CHICAGO - Loriene Roy, president of the American Library Association (ALA) released the following statement regarding the release of the Pew Internet & American Life Project and the University of Illinois’ "Information Searches That Solve Problems: How People Use the Internet, Government Agencies, and Libraries When They Need Help" survey. The survey was funded by the Institute of Museum and Library Services (IMLS), the primary source of federal funding for U.S. museums and libraries.
"The Pew survey supports our assertion that libraries are flourishing in the age of the Internet. According to the ALA’s 2007 State of America’s Libraries, library use is up nationwide among all types of library users, continuing a decade-long trend. Almost 1.8 billion visitors checked out more than 2 billion items last year.
"Libraries continue to bring in new technologies to serve their users-including wireless Internet access, laptops for in-library use, 24/7 online reference help, e-books, blogs, and MP3s. And libraries don’t just offer the hardware. They also offer the expertise of librarians, who teach people how to use the Internet and find the information they need quickly. More than three-fourths of U.S. public libraries offer information technology training for patrons.
"The study states seven in 10 library visitors received assistance from library staff, and 88% say they found a lot or some of what they were seeking. Library professionals play a critical role in helping find the information library users seek.
"The 2006-07 Public Library Funding & Technology Access Study found that 78.5 percent of library staff provide as-needed assistance to patrons for understanding how to access and use government Web sites, programs and services. Fifty-five percent of library staff provide assistance to patrons applying for or accessing e-government services, and almost 13 percent of libraries are partnering with government agencies, non-profits and others to provide e-government services.
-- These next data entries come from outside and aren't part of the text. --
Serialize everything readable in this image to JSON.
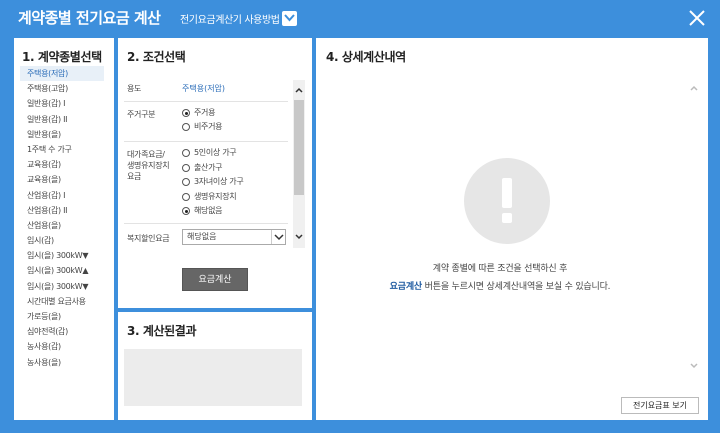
{
  "window": {
    "title": "계약종별 전기요금 계산",
    "help_link": "전기요금계산기 사용방법"
  },
  "panel1": {
    "title": "1. 계약종별선택",
    "items": [
      "주택용(저압)",
      "주택용(고압)",
      "일반용(갑) I",
      "일반용(갑) II",
      "일반용(을)",
      "1주택 수 가구",
      "교육용(갑)",
      "교육용(을)",
      "산업용(갑) I",
      "산업용(갑) II",
      "산업용(을)",
      "임시(갑)",
      "임시(을) 300kW▼",
      "임시(을) 300kW▲",
      "임시(을) 300kW▼",
      "시간대별 요금사용",
      "가로등(을)",
      "심야전력(갑)",
      "농사용(갑)",
      "농사용(을)"
    ],
    "selected_index": 0
  },
  "panel2": {
    "title": "2. 조건선택",
    "usage_label": "용도",
    "usage_value": "주택용(저압)",
    "residence_label": "주거구분",
    "residence_options": [
      "주거용",
      "비주거용"
    ],
    "residence_selected": 0,
    "discount_label": "대가족요금/\n생명유지장치\n요금",
    "discount_options": [
      "5인이상 가구",
      "출산가구",
      "3자녀이상 가구",
      "생명유지장치",
      "해당없음"
    ],
    "discount_selected": 4,
    "welfare_label": "복지할인요금",
    "welfare_value": "해당없음",
    "calc_button": "요금계산"
  },
  "panel3": {
    "title": "3. 계산된결과"
  },
  "panel4": {
    "title": "4. 상세계산내역",
    "message_line1": "계약 종별에 따른 조건을 선택하신 후",
    "message_link": "요금계산",
    "message_line2": " 버튼을 누르시면 상세계산내역을 보실 수 있습니다.",
    "tariff_button": "전기요금표 보기"
  },
  "colors": {
    "accent": "#3d8fdc",
    "link": "#2a6cb8"
  }
}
We only see this role growing.
"Libraries continue to play a critical role in providing Internet access to those that can’t afford services. Seventy-three percent of U.S. public libraries report that they are the only source of free public access to computers and the Internet in their communities.
"The most recent ALA data shows that job-seeking and education are the two main uses of technology in libraries. In fact, those with lower levels of education (high school graduates) were the most likely to conduct a job search, write a resume or learn new work skills at the library. High school graduates also were the most likely to use library computers compared with those of other education levels.
"The Pew study also found that among age groups surveyed Generation Y (18-30), most frequently visited the library with more than 62% visiting the library in the past year. We've maintained for many years that it's important to reach out to teen library users as they're the decision makers of the future, and this study is further confirmation that teens are becoming avid library users.
"The Pew study demonstrates libraries continue to play a key role in communities throughout America - providing citizens with information and resources that can help them achieve their goals in life and contribute to society."